Allogeneic transplantation of iPS cell-derived cardiomyocytes regenerates primate hearts
Induced pluripotent stem cells (iPSCs) constitute a potential source of autologous patient-specific cardiomyocytes for cardiac repair, providing a major benefit over other sources of cells in terms of immune rejection. However, autologous transplantation has substantial challenges related to manufacturing and regulation. Although major histocompatibility complex (MHC)-matched allogeneic transplantation is a promising alternative strategy, few immunological studies have been carried out with iPSCs. Here we describe an allogeneic transplantation model established using the cynomolgus monkey (Macaca fascicularis), the MHC structure of which is identical to that of humans. Fibroblast-derived iPSCs were generated from a MHC haplotype (HT4) homozygous animal and subsequently differentiated into cardiomyocytes (iPSC-CMs). Five HT4 heterozygous monkeys were subjected to myocardial infarction followed by direct intra-myocardial injection of iPSC-CMs.
The grafted cardiomyocytes survived for 12 weeks with no evidence of immune rejection in monkeys treated with clinically relevant doses of methylprednisolone and tacrolimus, and showed electrical coupling with host cardiomyocytes.
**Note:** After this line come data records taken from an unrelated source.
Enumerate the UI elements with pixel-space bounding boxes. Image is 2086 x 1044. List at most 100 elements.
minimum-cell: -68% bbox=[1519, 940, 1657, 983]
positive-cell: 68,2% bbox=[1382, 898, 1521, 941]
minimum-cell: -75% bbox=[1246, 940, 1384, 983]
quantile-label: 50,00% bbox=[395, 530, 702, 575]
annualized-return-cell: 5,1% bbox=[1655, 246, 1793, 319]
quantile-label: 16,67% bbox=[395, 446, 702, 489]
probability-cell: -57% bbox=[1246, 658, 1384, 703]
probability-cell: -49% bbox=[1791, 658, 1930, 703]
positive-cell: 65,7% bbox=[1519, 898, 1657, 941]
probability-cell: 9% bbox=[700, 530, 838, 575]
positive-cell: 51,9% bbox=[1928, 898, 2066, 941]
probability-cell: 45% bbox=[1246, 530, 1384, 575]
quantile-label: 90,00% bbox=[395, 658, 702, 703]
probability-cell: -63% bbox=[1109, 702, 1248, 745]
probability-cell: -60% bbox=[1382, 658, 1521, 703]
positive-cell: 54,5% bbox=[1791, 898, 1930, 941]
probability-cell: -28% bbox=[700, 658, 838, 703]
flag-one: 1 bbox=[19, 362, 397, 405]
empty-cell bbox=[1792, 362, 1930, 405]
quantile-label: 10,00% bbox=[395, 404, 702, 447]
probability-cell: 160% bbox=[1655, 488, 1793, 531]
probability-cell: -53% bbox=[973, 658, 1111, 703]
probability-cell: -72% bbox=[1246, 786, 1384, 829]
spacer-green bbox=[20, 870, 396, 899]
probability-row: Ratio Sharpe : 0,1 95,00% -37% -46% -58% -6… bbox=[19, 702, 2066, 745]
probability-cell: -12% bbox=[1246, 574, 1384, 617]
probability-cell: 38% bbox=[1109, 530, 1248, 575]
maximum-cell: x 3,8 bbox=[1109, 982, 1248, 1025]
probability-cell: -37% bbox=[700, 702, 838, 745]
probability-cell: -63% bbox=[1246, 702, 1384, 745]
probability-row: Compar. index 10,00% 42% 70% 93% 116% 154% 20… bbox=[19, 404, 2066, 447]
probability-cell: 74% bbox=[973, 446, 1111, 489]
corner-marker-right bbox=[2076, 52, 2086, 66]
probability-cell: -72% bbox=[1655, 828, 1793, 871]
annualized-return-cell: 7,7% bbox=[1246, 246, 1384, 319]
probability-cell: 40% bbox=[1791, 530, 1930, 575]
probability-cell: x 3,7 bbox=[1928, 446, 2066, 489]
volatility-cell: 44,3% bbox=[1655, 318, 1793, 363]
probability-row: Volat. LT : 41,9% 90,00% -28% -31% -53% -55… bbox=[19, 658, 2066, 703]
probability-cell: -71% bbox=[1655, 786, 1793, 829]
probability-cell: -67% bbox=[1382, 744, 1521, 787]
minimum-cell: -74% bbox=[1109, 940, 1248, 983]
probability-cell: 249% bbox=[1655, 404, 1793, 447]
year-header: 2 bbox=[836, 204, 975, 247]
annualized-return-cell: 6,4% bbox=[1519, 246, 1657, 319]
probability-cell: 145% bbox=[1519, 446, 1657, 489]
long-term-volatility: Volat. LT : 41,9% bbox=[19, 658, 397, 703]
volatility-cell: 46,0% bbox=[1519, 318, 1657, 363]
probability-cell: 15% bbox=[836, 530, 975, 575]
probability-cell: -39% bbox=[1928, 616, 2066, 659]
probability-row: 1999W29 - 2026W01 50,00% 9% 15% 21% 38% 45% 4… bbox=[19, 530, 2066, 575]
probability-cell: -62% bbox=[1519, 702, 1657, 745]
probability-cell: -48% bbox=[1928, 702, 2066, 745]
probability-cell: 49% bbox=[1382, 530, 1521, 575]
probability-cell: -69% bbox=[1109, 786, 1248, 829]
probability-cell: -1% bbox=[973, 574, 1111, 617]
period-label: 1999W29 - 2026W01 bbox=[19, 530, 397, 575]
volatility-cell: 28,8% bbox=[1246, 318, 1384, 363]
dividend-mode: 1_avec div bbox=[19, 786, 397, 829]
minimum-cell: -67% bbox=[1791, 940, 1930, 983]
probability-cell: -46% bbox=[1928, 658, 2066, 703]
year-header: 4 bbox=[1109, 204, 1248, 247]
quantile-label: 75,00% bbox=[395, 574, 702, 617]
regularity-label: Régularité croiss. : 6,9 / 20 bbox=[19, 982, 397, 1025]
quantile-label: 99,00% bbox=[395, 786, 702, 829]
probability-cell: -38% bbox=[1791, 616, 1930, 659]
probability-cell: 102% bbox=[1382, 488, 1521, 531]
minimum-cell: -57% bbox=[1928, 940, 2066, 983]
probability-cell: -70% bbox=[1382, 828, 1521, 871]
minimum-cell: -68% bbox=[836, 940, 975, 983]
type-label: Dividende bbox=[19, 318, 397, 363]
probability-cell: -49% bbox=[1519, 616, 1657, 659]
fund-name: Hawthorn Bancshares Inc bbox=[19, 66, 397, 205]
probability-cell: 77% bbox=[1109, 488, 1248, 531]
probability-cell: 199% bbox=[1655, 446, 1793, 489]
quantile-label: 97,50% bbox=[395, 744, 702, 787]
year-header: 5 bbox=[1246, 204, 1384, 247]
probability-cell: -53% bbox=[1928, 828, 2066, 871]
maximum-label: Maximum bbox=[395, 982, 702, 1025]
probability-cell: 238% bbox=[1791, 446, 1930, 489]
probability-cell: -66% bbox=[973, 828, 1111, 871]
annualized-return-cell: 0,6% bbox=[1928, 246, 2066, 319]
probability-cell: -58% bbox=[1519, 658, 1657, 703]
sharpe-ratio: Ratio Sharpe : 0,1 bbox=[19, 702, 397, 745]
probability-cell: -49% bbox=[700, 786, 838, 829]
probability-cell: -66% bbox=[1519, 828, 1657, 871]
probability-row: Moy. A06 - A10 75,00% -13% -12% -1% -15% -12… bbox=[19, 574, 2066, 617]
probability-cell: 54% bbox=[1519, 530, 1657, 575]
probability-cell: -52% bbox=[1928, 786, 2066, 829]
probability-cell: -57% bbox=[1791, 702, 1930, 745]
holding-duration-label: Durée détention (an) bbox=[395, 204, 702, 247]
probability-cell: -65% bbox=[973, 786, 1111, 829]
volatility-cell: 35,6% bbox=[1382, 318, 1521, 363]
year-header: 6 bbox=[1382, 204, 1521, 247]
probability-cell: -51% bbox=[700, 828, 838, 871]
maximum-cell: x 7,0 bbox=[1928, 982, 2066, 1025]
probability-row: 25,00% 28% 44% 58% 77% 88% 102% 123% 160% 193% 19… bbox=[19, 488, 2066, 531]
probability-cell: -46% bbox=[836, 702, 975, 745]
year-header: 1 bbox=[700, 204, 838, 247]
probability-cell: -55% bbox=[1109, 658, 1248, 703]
Additionally, transplantation of the iPSC-CMs improved cardiac contractile function at 4 and 12 weeks after transplantation; however, the incidence of ventricular tachycardia was transiently, but significantly, increased when compared to controls. Collectively, our data demonstrate that allogeneic iPSC-CM transplantation is sufficient to regenerate the infarcted non-human primate heart; however, further research to control post-transplant arrhythmias is necessary.